La puissance sécuritaire et punitive de l'Union européenne, analyse de l'assise légitime des mesures restrictives
| Auteur / Autrice : | Raphaëlle Dumars |
| Direction : | Francesco Martucci |
| Type : | Projet de thèse |
| Discipline(s) : | Droit public |
| Date : | Inscription en doctorat le 22/11/2019 |
| Etablissement(s) : | Université Paris-Panthéon-Assas |
| Ecole(s) doctorale(s) : | Droit international, droit européen, relations internationales et droit comparé |
| Partenaire(s) de recherche : | Laboratoire : Centre de droit européen |
Résumé
Le travail de recherches en cours propose d'étudier la propension de l'Union européenne (UE) à envisager les mesures de coercition pacifique que sont les sanctions économiques sous l'angle de leur dimension punitive, en vue d'en faire, selon une approche utilitaire, des instruments de lutte contre l'impunité pénale, alternatifs au système de la justice internationale pénale.
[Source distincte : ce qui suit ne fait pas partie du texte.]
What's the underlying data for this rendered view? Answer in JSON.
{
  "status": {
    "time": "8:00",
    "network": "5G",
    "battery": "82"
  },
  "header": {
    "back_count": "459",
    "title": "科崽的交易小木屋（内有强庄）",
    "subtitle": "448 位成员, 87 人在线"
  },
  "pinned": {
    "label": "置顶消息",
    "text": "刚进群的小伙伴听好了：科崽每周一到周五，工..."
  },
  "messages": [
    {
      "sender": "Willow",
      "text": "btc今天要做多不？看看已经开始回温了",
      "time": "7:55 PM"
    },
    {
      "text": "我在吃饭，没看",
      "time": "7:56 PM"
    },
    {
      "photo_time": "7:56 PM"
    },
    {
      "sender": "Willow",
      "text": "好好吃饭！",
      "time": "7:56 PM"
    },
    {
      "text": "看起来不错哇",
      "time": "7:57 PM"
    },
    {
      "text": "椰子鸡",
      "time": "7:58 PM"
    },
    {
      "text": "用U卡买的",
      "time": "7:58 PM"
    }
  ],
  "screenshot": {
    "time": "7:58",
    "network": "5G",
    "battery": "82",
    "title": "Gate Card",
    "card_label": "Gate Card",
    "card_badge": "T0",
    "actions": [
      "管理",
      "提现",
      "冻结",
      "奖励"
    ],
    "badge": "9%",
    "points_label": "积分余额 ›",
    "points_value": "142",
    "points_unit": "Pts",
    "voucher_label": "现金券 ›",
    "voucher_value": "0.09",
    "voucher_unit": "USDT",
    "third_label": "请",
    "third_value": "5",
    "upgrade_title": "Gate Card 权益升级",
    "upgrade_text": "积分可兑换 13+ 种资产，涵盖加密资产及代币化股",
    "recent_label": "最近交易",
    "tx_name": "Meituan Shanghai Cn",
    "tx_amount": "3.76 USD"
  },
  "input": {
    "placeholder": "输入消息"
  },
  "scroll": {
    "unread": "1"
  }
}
À ce premier volet d'analyse, s'ajoute un second volet dédié à un essai de qualification des mesures restrictives en tant qu'« armes économiques ». Il s'agit ainsi d'étudier ces mesures pour ce qu'elles sont, d'une part, en temps de paix (des « instruments de justice » internationale et de lutte contre l'impunité et le terrorisme) et, d'autre part, en temps de conflits (des « armes économiques » dans la « guerre économique » ou à l'appui de conflits armés). La sécurité s'impose en dénominateur commun de ces deux temps : lesdites mesures sont l'expression d'une action défensive de l'UE au soutien de son identité d'organisation internationale de sécurité collective, garante de l'ordre public interne dans un espace de sécurité et de justice (ELSJ), garante de la paix dans une politique de sécurité et de défense (PESD). Par l'évolution de la pratique des mesures restrictives, la politique étrangère et de sécurité commune (PESC) se déploie progressivement en tant que pivot reliant l'ELSJ, en évolution, à la PESD, en construction.